We had our counseling session today with my W who went to her mother's house to heal. In just a week we have been dealing with the issue of whether or not we spend time as a family with the Kids and do dinner together. I told her if we are separated than we shouldn't do things as a family because it is confusing to me and to our kids. In counseling today she shared the fact that we were not technically separated, that she need to get out of the house - go to her mom's house - and heal. The counselor (who is not for separations) thought that she was just going to heal but was shocked to hear that the kids were being split 50/50. They both tried to convince me that my wife and I are not separated. What are we than. She doesn't know if and when she is coming back home. She doesn't know if she is in love with me. She needs time to heal so she can sort out her feelings. How is this not a separation. What is it than. Can anyone help me sort through this. I Don't Eff-n Believe it!!!


----------



## Sod (Aug 20, 2011)

If it walks like a duck, talks like a duck - its a duck!
How could what you are going through not be considered separated? Are you living together? - NO
Are you doings things as a family daily? - NO
Do you share things about your day? - NO
Are your kids exposed to a loving household with both parents? - NO


----------



## COGypsy (Aug 12, 2010)

Perhaps you should see if your counselor has a partner in accounting who doesn't believe in taxes...at least you could make a little money off the BS being dished out...
_Posted via Mobile Device_


----------



## aug (Aug 21, 2011)

get a better counselor


----------



## sprinter (Jul 25, 2011)

In my state if you stop having sex, you're separated even if you are in the same bed. Legally, you're separated.


----------



## Runs like Dog (Feb 25, 2011)

none the less constructive abandonment is not grounds for divorce in any of the 50 no fault divorce states in the USA.


----------



## ArmyofJuan (Dec 29, 2010)

Whether she admits it or not you are separated.

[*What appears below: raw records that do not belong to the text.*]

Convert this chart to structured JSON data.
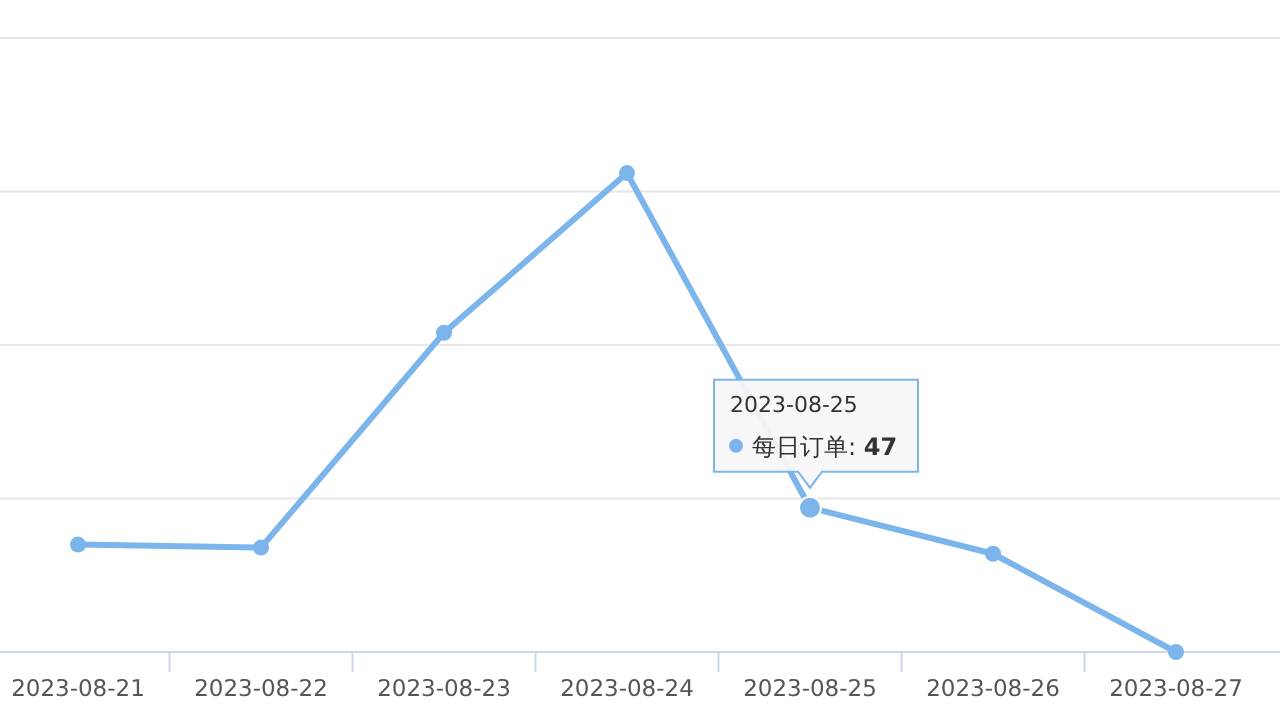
{
  "chart_data": {
    "type": "line",
    "categories": [
      "2023-08-21",
      "2023-08-22",
      "2023-08-23",
      "2023-08-24",
      "2023-08-25",
      "2023-08-26",
      "2023-08-27"
    ],
    "series": [
      {
        "name": "每日订单:",
        "color": "#7cb5ec",
        "values": [
          35,
          34,
          104,
          156,
          47,
          32,
          0
        ],
        "value_labels": [
          null,
          null,
          null,
          null,
          "47",
          null,
          null
        ]
      }
    ],
    "ylim": [
      0,
      200
    ],
    "yticks": [
      {
        "value": 0,
        "label": null
      },
      {
        "value": 50,
        "label": null
      },
      {
        "value": 100,
        "label": null
      },
      {
        "value": 150,
        "label": null
      },
      {
        "value": 200,
        "label": null
      }
    ],
    "tick_labels": "x",
    "grid": "y",
    "marker": "circle",
    "line_style": "solid",
    "annotations": [
      "2023-08-25"
    ]
  }
}
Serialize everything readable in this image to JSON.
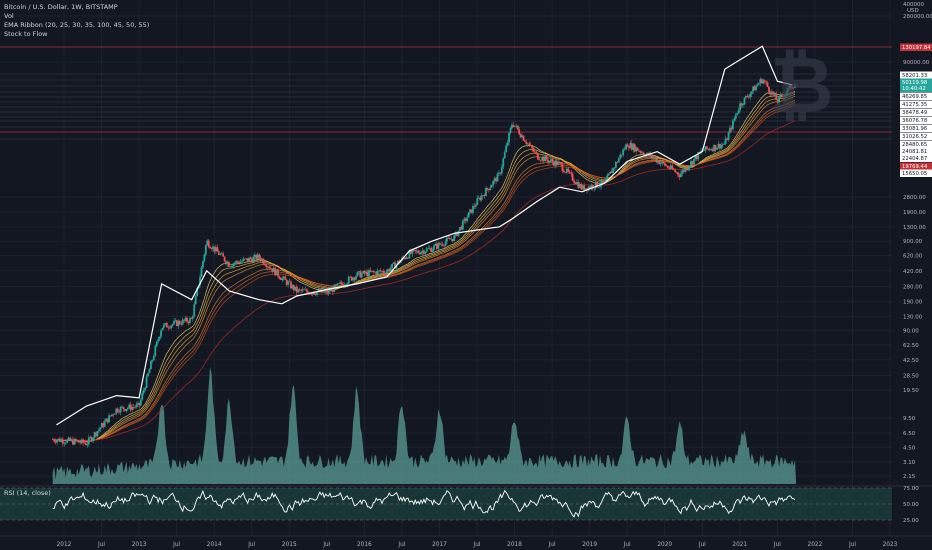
{
  "header": {
    "symbol_line": "Bitcoin / U.S. Dollar, 1W, BITSTAMP",
    "indicator_vol": "Vol",
    "indicator_ema": "EMA Ribbon (20, 25, 30, 35, 100, 45, 50, 55)",
    "indicator_s2f": "Stock to Flow"
  },
  "price_axis": {
    "unit": "USD",
    "top_label": "400000",
    "ticks": [
      "280000.00",
      "90000.00",
      "2800.00",
      "1900.00",
      "1300.00",
      "900.00",
      "620.00",
      "420.00",
      "280.00",
      "190.00",
      "130.00",
      "90.00",
      "62.50",
      "42.50",
      "28.50",
      "19.50",
      "9.50",
      "6.50",
      "4.50",
      "3.10",
      "2.15"
    ]
  },
  "level_labels": [
    {
      "text": "130197.84",
      "kind": "red"
    },
    {
      "text": "58201.33",
      "kind": "plain"
    },
    {
      "text": "50119.98",
      "kind": "teal"
    },
    {
      "text": "10:40:42",
      "kind": "teal"
    },
    {
      "text": "46269.85",
      "kind": "plain"
    },
    {
      "text": "41275.35",
      "kind": "plain"
    },
    {
      "text": "38478.49",
      "kind": "plain"
    },
    {
      "text": "36076.78",
      "kind": "plain"
    },
    {
      "text": "33081.96",
      "kind": "plain"
    },
    {
      "text": "31026.52",
      "kind": "plain"
    },
    {
      "text": "28480.65",
      "kind": "plain"
    },
    {
      "text": "24081.81",
      "kind": "plain"
    },
    {
      "text": "22404.87",
      "kind": "plain"
    },
    {
      "text": "19769.44",
      "kind": "red"
    },
    {
      "text": "15650.05",
      "kind": "plain"
    }
  ],
  "rsi": {
    "label": "RSI (14, close)",
    "ticks": [
      "75.00",
      "50.00",
      "25.00"
    ]
  },
  "time_axis": [
    "2012",
    "Jul",
    "2013",
    "Jul",
    "2014",
    "Jul",
    "2015",
    "Jul",
    "2016",
    "Jul",
    "2017",
    "Jul",
    "2018",
    "Jul",
    "2019",
    "Jul",
    "2020",
    "Jul",
    "2021",
    "Jul",
    "2022",
    "Jul",
    "2023"
  ],
  "colors": {
    "background": "#131722",
    "up": "#26a69a",
    "down": "#ef5350",
    "s2f": "#ffffff",
    "volume": "#5b9e96",
    "rsi_band": "#1b3a3a",
    "red_level": "#c2303a",
    "teal_level": "#26a69a"
  },
  "chart_data": {
    "type": "line",
    "title": "Bitcoin / U.S. Dollar, 1W, BITSTAMP",
    "y_scale": "log",
    "x": [
      2011.9,
      2012.3,
      2012.7,
      2013.0,
      2013.3,
      2013.7,
      2013.9,
      2014.2,
      2014.6,
      2014.9,
      2015.1,
      2015.5,
      2015.9,
      2016.3,
      2016.6,
      2016.9,
      2017.2,
      2017.5,
      2017.8,
      2017.97,
      2018.3,
      2018.6,
      2018.9,
      2019.2,
      2019.5,
      2019.9,
      2020.2,
      2020.5,
      2020.8,
      2021.0,
      2021.3,
      2021.5,
      2021.7
    ],
    "series": [
      {
        "name": "Stock to Flow",
        "values": [
          8,
          13,
          17,
          16,
          300,
          200,
          420,
          250,
          200,
          180,
          220,
          260,
          300,
          360,
          700,
          900,
          1100,
          1200,
          1300,
          1600,
          2500,
          3600,
          3200,
          4000,
          7000,
          9000,
          6500,
          9000,
          75000,
          95000,
          135000,
          55000,
          50000
        ]
      }
    ],
    "price_close": [
      5.5,
      5,
      12,
      13,
      100,
      120,
      900,
      500,
      600,
      350,
      250,
      240,
      380,
      420,
      650,
      750,
      1000,
      2500,
      5000,
      19000,
      8000,
      6500,
      3500,
      4000,
      11000,
      7200,
      5000,
      9200,
      11000,
      30000,
      58000,
      33000,
      50000
    ]
  }
}
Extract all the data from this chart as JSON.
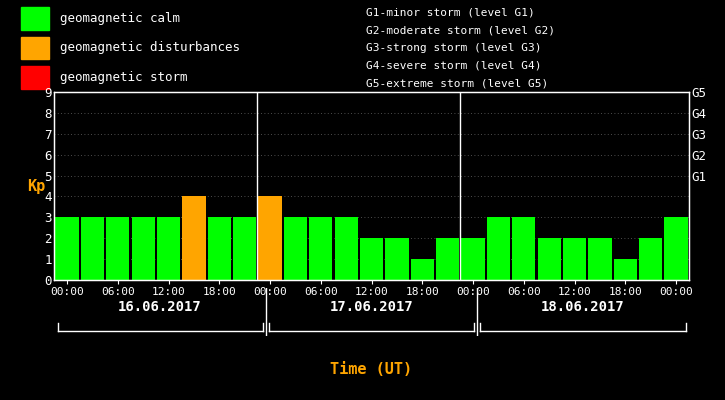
{
  "bg_color": "#000000",
  "bar_color_calm": "#00ff00",
  "bar_color_disturbance": "#ffa500",
  "bar_color_storm": "#ff0000",
  "title_color": "#ffa500",
  "text_color": "#ffffff",
  "ylabel_color": "#ffa500",
  "ylabel": "Kp",
  "xlabel": "Time (UT)",
  "ylim": [
    0,
    9
  ],
  "yticks": [
    0,
    1,
    2,
    3,
    4,
    5,
    6,
    7,
    8,
    9
  ],
  "days": [
    "16.06.2017",
    "17.06.2017",
    "18.06.2017"
  ],
  "kp_values": [
    3,
    3,
    3,
    3,
    3,
    4,
    3,
    3,
    4,
    3,
    3,
    3,
    2,
    2,
    1,
    2,
    2,
    3,
    3,
    2,
    2,
    2,
    1,
    2,
    3
  ],
  "kp_colors": [
    "green",
    "green",
    "green",
    "green",
    "green",
    "orange",
    "green",
    "green",
    "orange",
    "green",
    "green",
    "green",
    "green",
    "green",
    "green",
    "green",
    "green",
    "green",
    "green",
    "green",
    "green",
    "green",
    "green",
    "green",
    "green"
  ],
  "xtick_labels": [
    "00:00",
    "06:00",
    "12:00",
    "18:00",
    "00:00",
    "06:00",
    "12:00",
    "18:00",
    "00:00",
    "06:00",
    "12:00",
    "18:00",
    "00:00"
  ],
  "right_ytick_labels": [
    "G1",
    "G2",
    "G3",
    "G4",
    "G5"
  ],
  "right_ytick_positions": [
    5,
    6,
    7,
    8,
    9
  ],
  "legend_items": [
    {
      "label": "geomagnetic calm",
      "color": "#00ff00"
    },
    {
      "label": "geomagnetic disturbances",
      "color": "#ffa500"
    },
    {
      "label": "geomagnetic storm",
      "color": "#ff0000"
    }
  ],
  "right_legend_lines": [
    "G1-minor storm (level G1)",
    "G2-moderate storm (level G2)",
    "G3-strong storm (level G3)",
    "G4-severe storm (level G4)",
    "G5-extreme storm (level G5)"
  ],
  "vline_positions": [
    8,
    16
  ],
  "n_bars": 25,
  "xtick_positions": [
    0,
    2,
    4,
    6,
    8,
    10,
    12,
    14,
    16,
    18,
    20,
    22,
    24
  ]
}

In her current state, the more you try to work things out with her the more she will resist you. You need to give her space, lots of it, and don't reassure her you will be waiting on her. 

It's a push/pull dynamic, the more you want the M the less she does BUT it works both ways. The less you appear to want it the more she will want it back. 

She lost the passion for you in the M. To get it back you have to make her want you again and you do that by basically dumping her. Nothing stirs up feelings like being rejected.

I wished it didn't work this way but it's human nature. People's emotions make then do stupid and irrational things which is why doing the opposite of what you feel like you should do tends to work.

Also 90% of these cases there's an OM involved whether you believe she is capable of cheating or not. It's very rare for a woman to up and leave like that without a guy in the background for emotional support.


----------



## JustAGirl (Oct 1, 2010)

sprinter said:


> In my state if you stop having sex, you're separated even if you are in the same bed. Legally, you're separated.


DAYUM! I've been separated for-ever then! LOL


----------



## HurtinginTN (Feb 22, 2011)

sprinter said:


> In my state if you stop having sex, you're separated even if you are in the same bed. Legally, you're separated.





JustAGirl said:


> DAYUM! I've been separated for-ever then! LOL


My thoughts exactly!


----------